Nicholls and his wild ones


The Bikeriders  ★★★

A NEW film from American director Jeff Nicholls is always an event.

They don’t come around too often – his last, Loving, was in 2016.

The Bikeriders is a fictional drama that also serves as part examination/part tribute to America’s motorcycle culture.

Why motorcycle clubs formed? What type of person joined them? And how clubs have changed over the years are key questions and aspects of history considered through Nicholl’s dramatic narrative.

The script is based on a series of interviews and a pictorial book that depicted a critical evolutionary period from the late 1960s to early ‘70s.

In the book, the club portrayed was the Outlaws. In the film it’s the Chicago-based Vandals, formed and led by the brooding Johnny whose inspiration is Marlon Brando’s character of the same name from the 1953 film The Wild One. He’s played by Tom Hardy.
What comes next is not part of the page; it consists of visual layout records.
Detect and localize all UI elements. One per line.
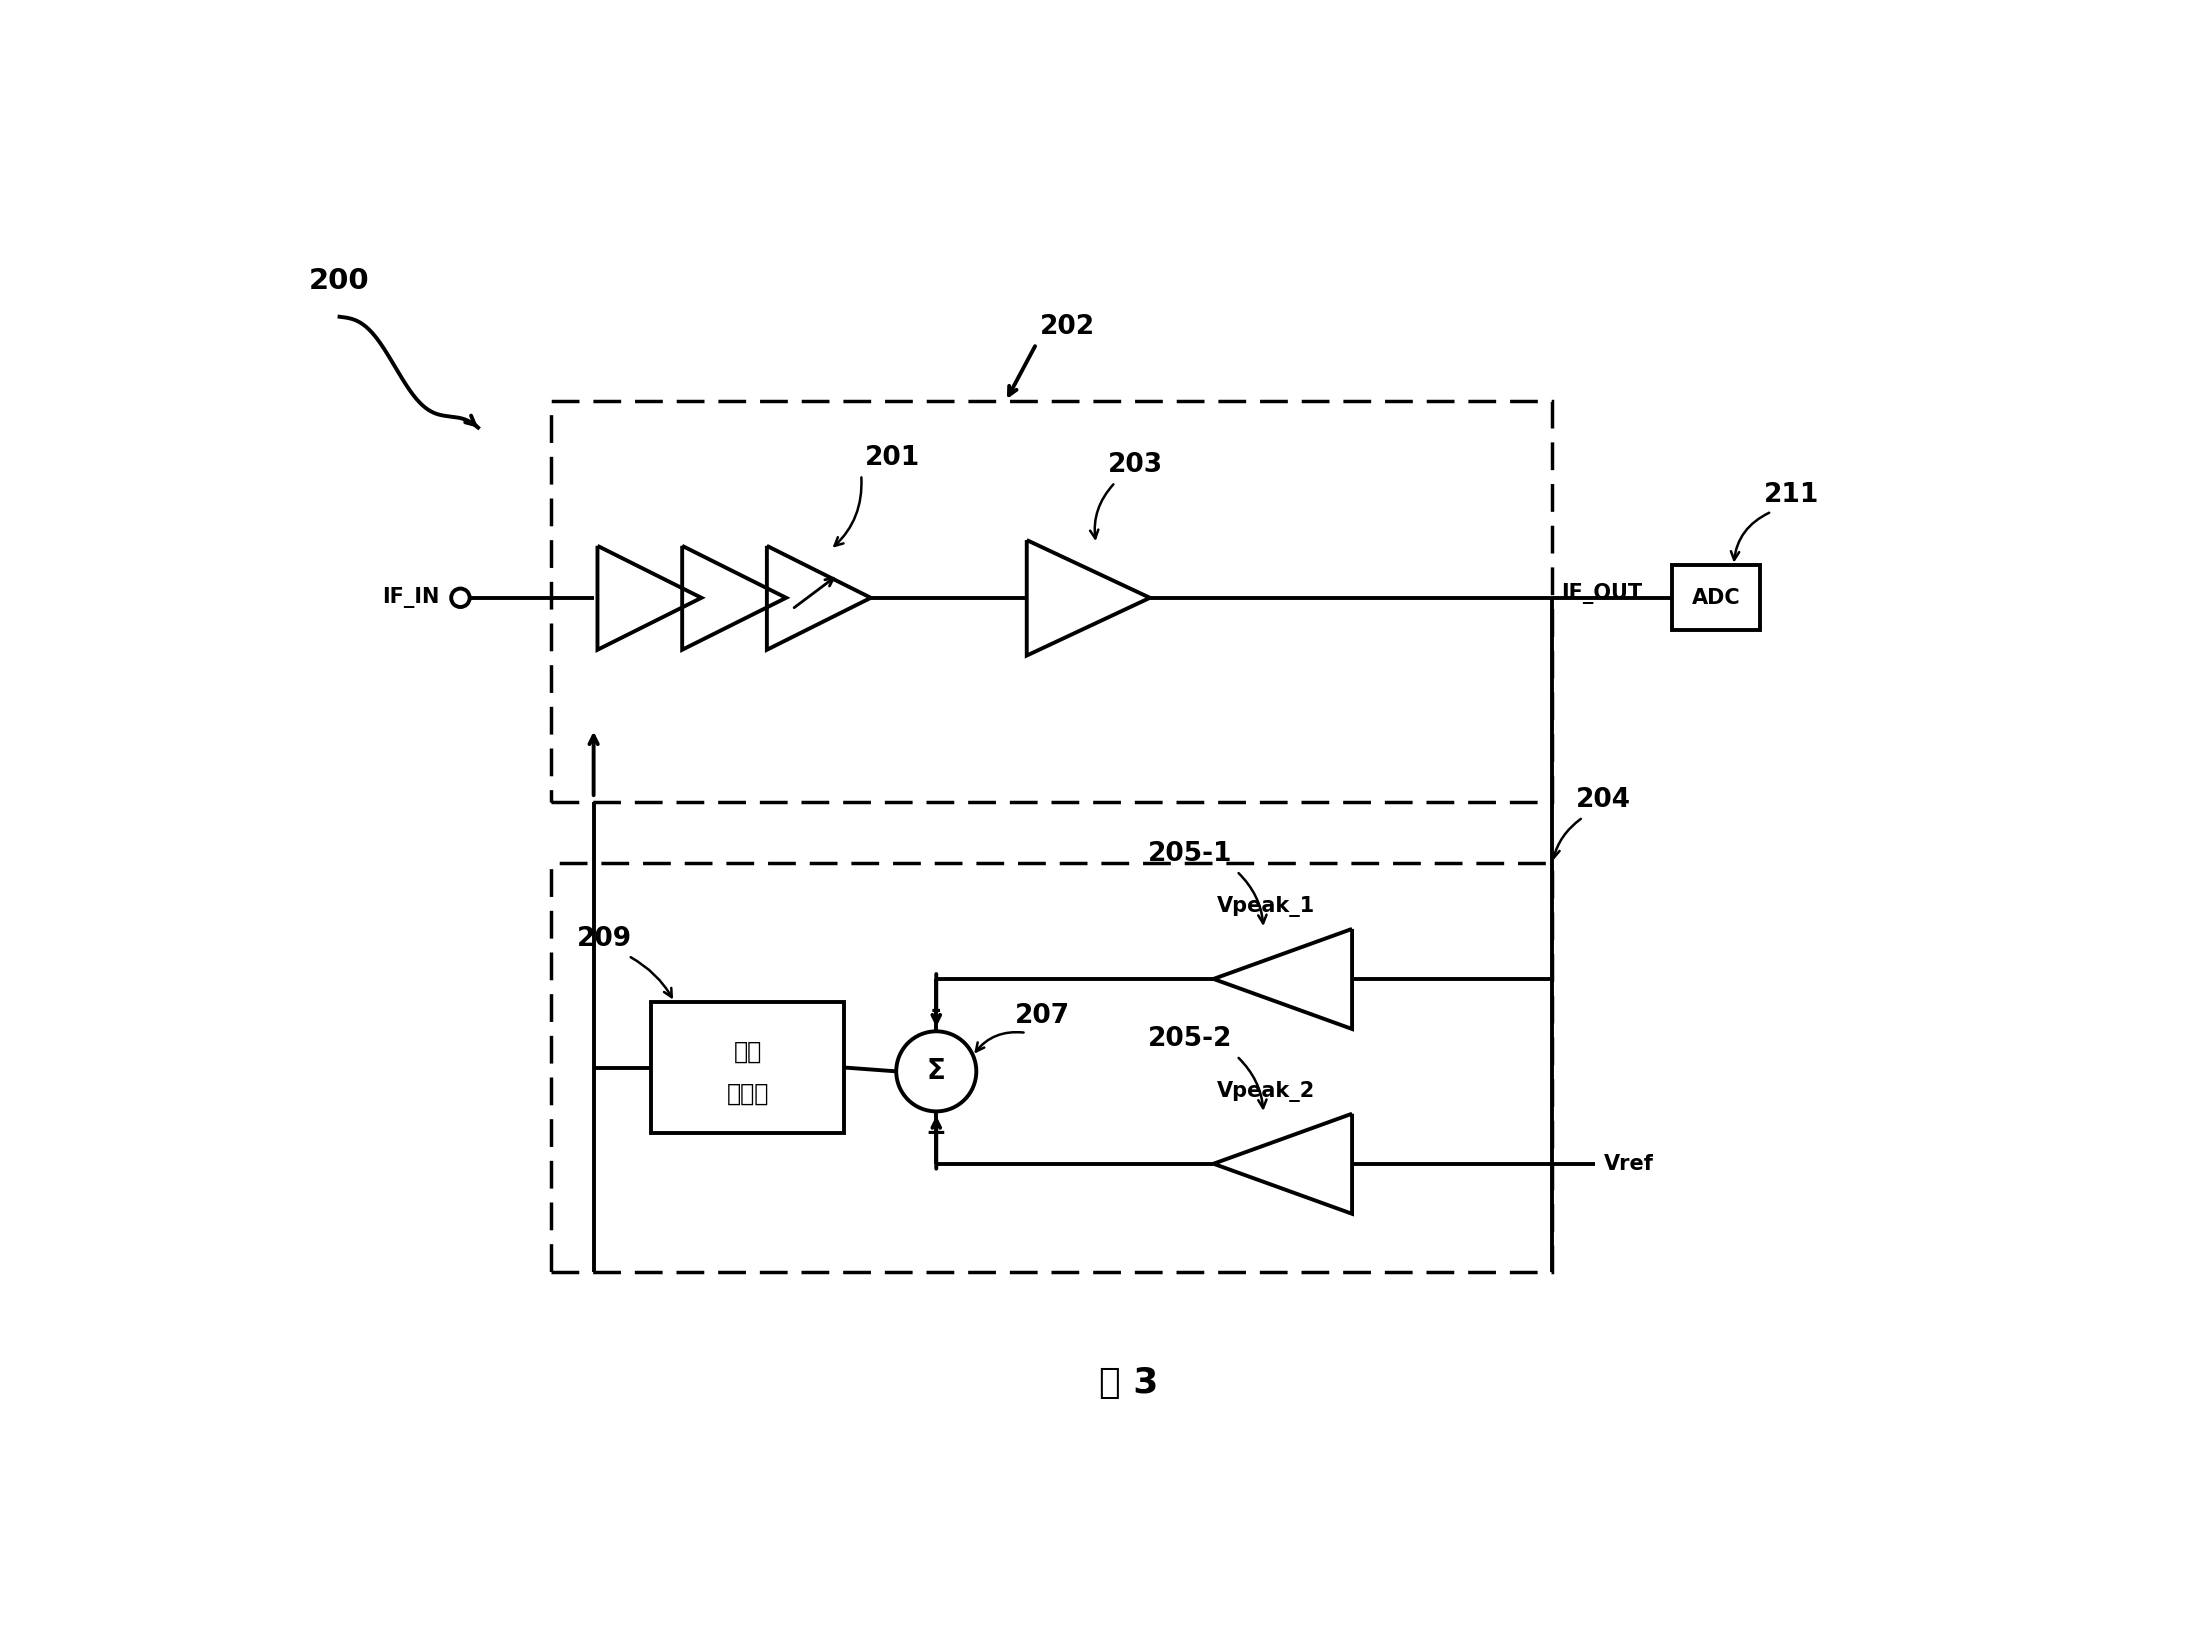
Text: 环路: 环路 — [734, 1040, 762, 1064]
Text: 203: 203 — [1107, 452, 1162, 479]
Text: Vref: Vref — [1604, 1153, 1653, 1175]
Text: 200: 200 — [309, 266, 369, 294]
Text: 207: 207 — [1014, 1003, 1070, 1030]
Text: +: + — [926, 1120, 946, 1145]
Bar — [652, 1002, 844, 1133]
Text: Vpeak_1: Vpeak_1 — [1218, 897, 1315, 918]
Text: IF_IN: IF_IN — [382, 587, 440, 609]
Text: -: - — [930, 999, 941, 1022]
Text: Vpeak_2: Vpeak_2 — [1218, 1081, 1315, 1102]
Text: 209: 209 — [577, 926, 632, 952]
Bar — [1671, 566, 1759, 630]
Text: 滤波器: 滤波器 — [727, 1082, 769, 1105]
Bar — [550, 401, 1551, 801]
Text: 201: 201 — [864, 444, 919, 470]
Text: Σ: Σ — [926, 1058, 946, 1086]
Text: IF_OUT: IF_OUT — [1562, 584, 1642, 604]
Text: 211: 211 — [1764, 482, 1819, 508]
Bar — [550, 864, 1551, 1272]
Text: 202: 202 — [1041, 314, 1096, 341]
Text: 204: 204 — [1576, 788, 1631, 813]
Text: 图 3: 图 3 — [1098, 1367, 1158, 1400]
Text: 205-2: 205-2 — [1149, 1026, 1233, 1053]
Text: 205-1: 205-1 — [1149, 841, 1233, 867]
Text: ADC: ADC — [1691, 587, 1739, 607]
Aside from Johnny, there are two other key characters – Austin Butler’s Benny, whose role model is more James Dean, and Benny’s partner Kathy (Jodie Comer) who serves as a form of narrator in talking to the student who eventually produced the pictorial book.
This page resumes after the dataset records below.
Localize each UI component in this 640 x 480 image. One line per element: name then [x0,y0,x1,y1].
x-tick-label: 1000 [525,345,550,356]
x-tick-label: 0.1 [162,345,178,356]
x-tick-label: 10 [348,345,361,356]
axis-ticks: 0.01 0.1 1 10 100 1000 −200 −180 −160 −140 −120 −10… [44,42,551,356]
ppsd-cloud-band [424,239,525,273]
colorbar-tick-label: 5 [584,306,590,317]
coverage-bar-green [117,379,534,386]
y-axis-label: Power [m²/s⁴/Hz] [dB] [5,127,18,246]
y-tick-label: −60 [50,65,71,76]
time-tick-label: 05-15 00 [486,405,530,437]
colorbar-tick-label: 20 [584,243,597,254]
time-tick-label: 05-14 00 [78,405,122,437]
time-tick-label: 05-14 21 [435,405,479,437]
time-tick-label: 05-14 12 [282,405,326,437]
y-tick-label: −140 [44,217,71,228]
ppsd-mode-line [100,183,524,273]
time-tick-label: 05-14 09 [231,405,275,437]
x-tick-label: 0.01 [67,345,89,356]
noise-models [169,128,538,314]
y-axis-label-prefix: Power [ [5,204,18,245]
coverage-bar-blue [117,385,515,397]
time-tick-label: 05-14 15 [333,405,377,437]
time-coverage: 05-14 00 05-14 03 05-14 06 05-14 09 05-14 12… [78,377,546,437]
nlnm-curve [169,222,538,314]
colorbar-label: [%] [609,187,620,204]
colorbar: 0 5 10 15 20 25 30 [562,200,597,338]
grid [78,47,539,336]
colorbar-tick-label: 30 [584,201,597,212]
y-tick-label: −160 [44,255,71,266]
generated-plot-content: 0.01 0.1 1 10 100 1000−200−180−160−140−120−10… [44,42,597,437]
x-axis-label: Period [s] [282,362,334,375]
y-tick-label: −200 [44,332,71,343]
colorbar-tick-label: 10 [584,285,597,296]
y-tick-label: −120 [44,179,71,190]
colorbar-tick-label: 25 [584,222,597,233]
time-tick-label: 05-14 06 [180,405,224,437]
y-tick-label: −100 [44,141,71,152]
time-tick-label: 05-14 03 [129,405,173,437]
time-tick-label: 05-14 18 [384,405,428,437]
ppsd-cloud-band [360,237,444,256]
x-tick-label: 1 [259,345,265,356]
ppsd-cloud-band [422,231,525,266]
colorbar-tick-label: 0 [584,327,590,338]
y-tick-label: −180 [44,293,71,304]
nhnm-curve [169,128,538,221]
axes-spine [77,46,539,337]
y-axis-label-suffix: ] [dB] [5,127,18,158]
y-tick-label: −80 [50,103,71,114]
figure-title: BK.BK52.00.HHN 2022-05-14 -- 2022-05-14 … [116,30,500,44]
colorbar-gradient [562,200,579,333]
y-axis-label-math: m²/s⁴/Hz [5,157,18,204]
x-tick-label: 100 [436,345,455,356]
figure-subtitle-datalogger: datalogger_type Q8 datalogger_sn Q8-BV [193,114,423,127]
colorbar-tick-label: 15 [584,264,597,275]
The club established and run by Johnny is initially a product of individual rebellion; people, mainly men, who felt they didn’t quite fit into ordinary life and society.

They weren’t criminals by nature, but the rules by which they lived at the club caused them to sometimes do criminal things, like avenging a bashing and burning down a pub.

But by the film’s later stage, Johnny is starting to lose control and chapters emerging in other places are accepting and enabling types of people Johnny would have rejected, including outright thugs, hard drug users and disturbed Vietnam War veterans.

There are great locations and a strong sense of the time and locale.

While there are certainly dramatic moments, one involving Comer’s character being the stand-out, they don’t involve suspenseful build-ups and as a result much of the film lacks full emotional impact.

The leads are all good, particularly Comer, but I also enjoyed the myriad of supporting characters played by the likes of Nicholls’ favourite Michael Shannon, Boyd Holbrook, Paul Sparks and Norman Reedus.

There are also two Australians in key roles – Damon Harriman as Johnny’s right hand man and Toby Wallace as a young upstart.

Wallace was born in England but grew up in Oz and I think he will eventually be a star. Watch Babyteeth for further evidence.

Not Nicholl’s best film, (my vote is still Midnight Special, but  well made and thoroughly watchable.